At this time, 5 g of isooctyl alcohol was added and stirring continued for 4 minutes. 900 g of EKF 120 (125-150 µm) electro-corundum were then weighed into the mixer and the materials were stirred for 10 minutes. Pour distilled water into the mixer (about 100 mL) to adjust the viscosity of the paste to 0.3 Pa.s and continue stirring for an additional 3 minutes. The mixture was then added with a 10% alcoholic solution of 3% cetylpyridinium bromide in alcohol and the mixture was stirred for 5 minutes. The abrasive composition thus obtained (about 1000 ml) is used for grinding carbides.

For carbide grinding, a surface pressure of 0.15 MPa is applied and 0.5 mm is needed to remove 1 mm ^{3 of} material.
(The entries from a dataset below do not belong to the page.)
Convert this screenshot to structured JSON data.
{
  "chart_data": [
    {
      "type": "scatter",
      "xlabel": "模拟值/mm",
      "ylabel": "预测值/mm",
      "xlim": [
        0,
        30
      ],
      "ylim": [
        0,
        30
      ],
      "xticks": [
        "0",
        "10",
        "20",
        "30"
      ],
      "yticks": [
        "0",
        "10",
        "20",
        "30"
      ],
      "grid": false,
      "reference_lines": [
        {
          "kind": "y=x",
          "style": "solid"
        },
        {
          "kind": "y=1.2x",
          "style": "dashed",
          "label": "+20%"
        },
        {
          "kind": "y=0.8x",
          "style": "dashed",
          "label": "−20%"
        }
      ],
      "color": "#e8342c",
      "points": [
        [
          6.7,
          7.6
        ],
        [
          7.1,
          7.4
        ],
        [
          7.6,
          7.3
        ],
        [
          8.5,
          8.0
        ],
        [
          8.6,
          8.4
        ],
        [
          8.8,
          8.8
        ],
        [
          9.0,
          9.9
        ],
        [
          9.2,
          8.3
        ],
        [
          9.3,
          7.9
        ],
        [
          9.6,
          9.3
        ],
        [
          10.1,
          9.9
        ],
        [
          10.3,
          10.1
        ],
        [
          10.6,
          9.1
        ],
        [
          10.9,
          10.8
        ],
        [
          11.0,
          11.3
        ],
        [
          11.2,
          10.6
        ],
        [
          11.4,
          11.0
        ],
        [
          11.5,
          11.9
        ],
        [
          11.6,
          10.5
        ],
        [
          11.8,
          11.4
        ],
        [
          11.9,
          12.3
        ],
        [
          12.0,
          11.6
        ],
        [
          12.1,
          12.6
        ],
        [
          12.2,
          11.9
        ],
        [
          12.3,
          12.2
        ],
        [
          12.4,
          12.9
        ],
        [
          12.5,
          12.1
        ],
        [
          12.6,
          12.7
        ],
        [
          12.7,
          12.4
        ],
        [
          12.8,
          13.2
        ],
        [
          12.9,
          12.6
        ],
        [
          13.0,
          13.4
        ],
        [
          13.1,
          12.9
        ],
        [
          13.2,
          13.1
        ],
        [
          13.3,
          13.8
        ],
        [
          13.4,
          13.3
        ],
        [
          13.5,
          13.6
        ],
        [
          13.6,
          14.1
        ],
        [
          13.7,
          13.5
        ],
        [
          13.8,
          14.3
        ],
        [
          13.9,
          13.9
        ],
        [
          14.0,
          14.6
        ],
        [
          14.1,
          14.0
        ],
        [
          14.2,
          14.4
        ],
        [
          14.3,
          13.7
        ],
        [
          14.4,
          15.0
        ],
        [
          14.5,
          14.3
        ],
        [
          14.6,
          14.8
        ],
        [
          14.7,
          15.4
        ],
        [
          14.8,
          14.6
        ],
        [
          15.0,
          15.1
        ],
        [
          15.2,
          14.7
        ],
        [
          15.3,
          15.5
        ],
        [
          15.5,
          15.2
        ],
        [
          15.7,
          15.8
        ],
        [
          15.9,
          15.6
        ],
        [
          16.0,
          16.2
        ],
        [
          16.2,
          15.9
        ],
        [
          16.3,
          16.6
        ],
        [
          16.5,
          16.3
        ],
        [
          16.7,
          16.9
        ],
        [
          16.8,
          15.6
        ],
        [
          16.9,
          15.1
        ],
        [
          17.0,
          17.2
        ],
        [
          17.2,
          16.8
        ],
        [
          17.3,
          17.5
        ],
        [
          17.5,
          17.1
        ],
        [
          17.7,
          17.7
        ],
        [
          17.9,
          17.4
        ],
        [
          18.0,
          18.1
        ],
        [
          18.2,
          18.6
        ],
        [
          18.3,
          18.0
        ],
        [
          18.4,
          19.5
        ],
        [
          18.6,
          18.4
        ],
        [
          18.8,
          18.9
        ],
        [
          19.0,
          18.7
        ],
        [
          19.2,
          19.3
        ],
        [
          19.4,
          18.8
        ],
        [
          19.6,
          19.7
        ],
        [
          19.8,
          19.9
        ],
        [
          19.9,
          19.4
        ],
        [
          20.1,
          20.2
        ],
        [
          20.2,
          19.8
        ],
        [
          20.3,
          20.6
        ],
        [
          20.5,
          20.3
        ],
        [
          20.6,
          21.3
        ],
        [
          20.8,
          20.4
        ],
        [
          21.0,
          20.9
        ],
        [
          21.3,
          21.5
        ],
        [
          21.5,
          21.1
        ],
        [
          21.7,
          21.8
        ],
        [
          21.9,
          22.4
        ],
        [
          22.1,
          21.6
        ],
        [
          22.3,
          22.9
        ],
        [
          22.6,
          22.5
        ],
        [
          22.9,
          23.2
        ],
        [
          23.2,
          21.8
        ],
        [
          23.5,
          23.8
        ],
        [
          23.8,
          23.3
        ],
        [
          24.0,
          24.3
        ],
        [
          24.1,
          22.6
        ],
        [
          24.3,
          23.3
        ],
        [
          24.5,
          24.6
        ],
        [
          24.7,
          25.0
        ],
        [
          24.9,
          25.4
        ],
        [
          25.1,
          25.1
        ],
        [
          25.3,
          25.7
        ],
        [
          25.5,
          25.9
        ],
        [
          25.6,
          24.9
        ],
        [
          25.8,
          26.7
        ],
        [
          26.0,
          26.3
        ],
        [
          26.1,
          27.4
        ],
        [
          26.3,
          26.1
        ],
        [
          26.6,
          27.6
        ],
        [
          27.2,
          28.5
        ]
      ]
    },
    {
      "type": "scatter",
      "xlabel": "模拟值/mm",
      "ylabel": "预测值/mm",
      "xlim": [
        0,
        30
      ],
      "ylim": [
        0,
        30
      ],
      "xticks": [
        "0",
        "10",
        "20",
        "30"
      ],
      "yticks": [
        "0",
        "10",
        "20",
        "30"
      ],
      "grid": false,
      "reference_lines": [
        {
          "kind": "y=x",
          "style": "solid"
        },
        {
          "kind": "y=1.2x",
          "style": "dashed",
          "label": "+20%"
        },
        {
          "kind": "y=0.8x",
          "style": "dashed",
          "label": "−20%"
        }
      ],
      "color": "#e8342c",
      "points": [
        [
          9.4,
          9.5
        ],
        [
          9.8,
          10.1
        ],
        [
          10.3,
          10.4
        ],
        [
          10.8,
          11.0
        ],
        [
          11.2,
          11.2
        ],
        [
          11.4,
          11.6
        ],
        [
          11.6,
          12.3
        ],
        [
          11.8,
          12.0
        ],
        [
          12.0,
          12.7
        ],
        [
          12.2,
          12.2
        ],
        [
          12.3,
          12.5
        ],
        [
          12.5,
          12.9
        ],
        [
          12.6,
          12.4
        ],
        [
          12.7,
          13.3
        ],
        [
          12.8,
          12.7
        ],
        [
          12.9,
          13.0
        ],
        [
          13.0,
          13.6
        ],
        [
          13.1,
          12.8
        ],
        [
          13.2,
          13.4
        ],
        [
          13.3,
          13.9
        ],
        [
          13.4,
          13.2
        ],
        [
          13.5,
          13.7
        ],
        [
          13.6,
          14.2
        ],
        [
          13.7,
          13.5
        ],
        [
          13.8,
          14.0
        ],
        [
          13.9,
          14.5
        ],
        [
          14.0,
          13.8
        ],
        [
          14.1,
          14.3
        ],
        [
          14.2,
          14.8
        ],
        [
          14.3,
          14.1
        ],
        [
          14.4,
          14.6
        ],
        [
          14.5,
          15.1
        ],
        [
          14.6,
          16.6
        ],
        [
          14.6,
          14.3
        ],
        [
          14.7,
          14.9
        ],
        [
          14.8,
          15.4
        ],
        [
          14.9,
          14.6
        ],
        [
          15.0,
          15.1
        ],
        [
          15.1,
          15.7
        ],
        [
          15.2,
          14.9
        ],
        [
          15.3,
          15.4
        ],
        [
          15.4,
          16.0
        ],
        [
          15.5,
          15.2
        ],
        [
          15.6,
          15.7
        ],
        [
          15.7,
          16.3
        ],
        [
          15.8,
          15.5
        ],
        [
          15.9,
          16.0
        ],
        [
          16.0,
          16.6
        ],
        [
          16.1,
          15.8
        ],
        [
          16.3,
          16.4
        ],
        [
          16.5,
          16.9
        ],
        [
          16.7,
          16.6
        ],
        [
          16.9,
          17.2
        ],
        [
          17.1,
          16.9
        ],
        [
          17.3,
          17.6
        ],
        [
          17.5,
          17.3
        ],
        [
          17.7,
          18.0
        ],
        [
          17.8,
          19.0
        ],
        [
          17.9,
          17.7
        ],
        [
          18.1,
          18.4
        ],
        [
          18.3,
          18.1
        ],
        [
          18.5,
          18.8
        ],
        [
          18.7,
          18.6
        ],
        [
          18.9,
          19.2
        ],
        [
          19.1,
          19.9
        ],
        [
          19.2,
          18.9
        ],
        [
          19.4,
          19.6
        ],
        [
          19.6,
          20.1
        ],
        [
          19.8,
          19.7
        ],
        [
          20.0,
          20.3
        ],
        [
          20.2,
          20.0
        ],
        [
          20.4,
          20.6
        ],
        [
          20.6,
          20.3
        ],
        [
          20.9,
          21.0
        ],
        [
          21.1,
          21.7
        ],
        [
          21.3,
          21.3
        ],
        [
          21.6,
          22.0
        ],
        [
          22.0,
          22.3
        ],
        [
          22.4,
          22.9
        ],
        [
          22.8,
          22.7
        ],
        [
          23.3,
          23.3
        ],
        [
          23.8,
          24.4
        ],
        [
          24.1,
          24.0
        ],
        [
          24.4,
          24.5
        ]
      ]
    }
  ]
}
The abrasive composition used is regenerated as described in Example 1.

Example 3

The abrasive composition was prepared as described in Example 2, but using a 4159 µm electro-corundum instead of 125-150 µm. The resulting abrasive composition was used for grinding carbide inserts. Thus, the grinding speed was reduced, but curving of the cutting edge of the carbide inserts was avoided. Larger-sized corundum particles are rapidly crushed due to the required higher surface pressure, which causes the original-sized beads to grind faster at the leading edge of the insert than the crushed particles after a distance of two mm. The finishing to the perfect plane can be accomplished by using slightly smaller grains, as this will greatly reduce the compression force acting on each particle, thereby slowing down the grinding process, but also reducing the grinding speed.

For the coating (grinding) of carbide inserts, a surface pressure of 0.2 MPa was applied, and the time required for the removal of ¹ mm ³ was 0.8 sec.

Regeneration of the abrasive composition is a

This was carried out as described in Example 1.

Claims (6)

PATENT CLAIMS CLAIMS 1. A regenerable abrasive sanding composition containing corundum, preferably hard magnets and carbides, characterized in that 50-70 wt. - 2 Pa viscosity, polyacrylic acid sodium having a solids content of 10-15% by weight, 100-500,000 molar, with a surface charge stabilizer of 0.8-1.5% by weight 10-18 20 fatty alcohol sulfonates and 0.3 to 1.0% by weight, preferably 1% by weight, A mixture of C 6 -C 10 aliphatic alcohol and optionally 2.5 to 3.5% by weight, preferably 3 to ² % by weight, of a 10% by weight alcoholic solution of cetylpyridinium halide and 0.3% by weight as a corrosion inhibitor. Contains distilled or deionized water to adjust the viscosity to 1.5 Pa.s. Composition according to claim 1, characterized in that it contains an electro-corundum having a particle size of 150-175 µm. Composition according to claim 1, characterized in that it contains an electro-corundum having a particle size of 125-150 µm. Composition according to claim 1, characterized in that it comprises an electro-corundum having a particle size of 41-59 µm. 5. The composition of claim 1, wherein the aliphatic alcohol comprises hexanes. 6. The composition of claim 1, wherein the aliphatic alcohol comprises isooctyl alcohol. 7. The composition of claim 1 wherein the corrosion inhibitor is 3% by weight of a 10% alcoholic solution of cetylpyridinium bromide.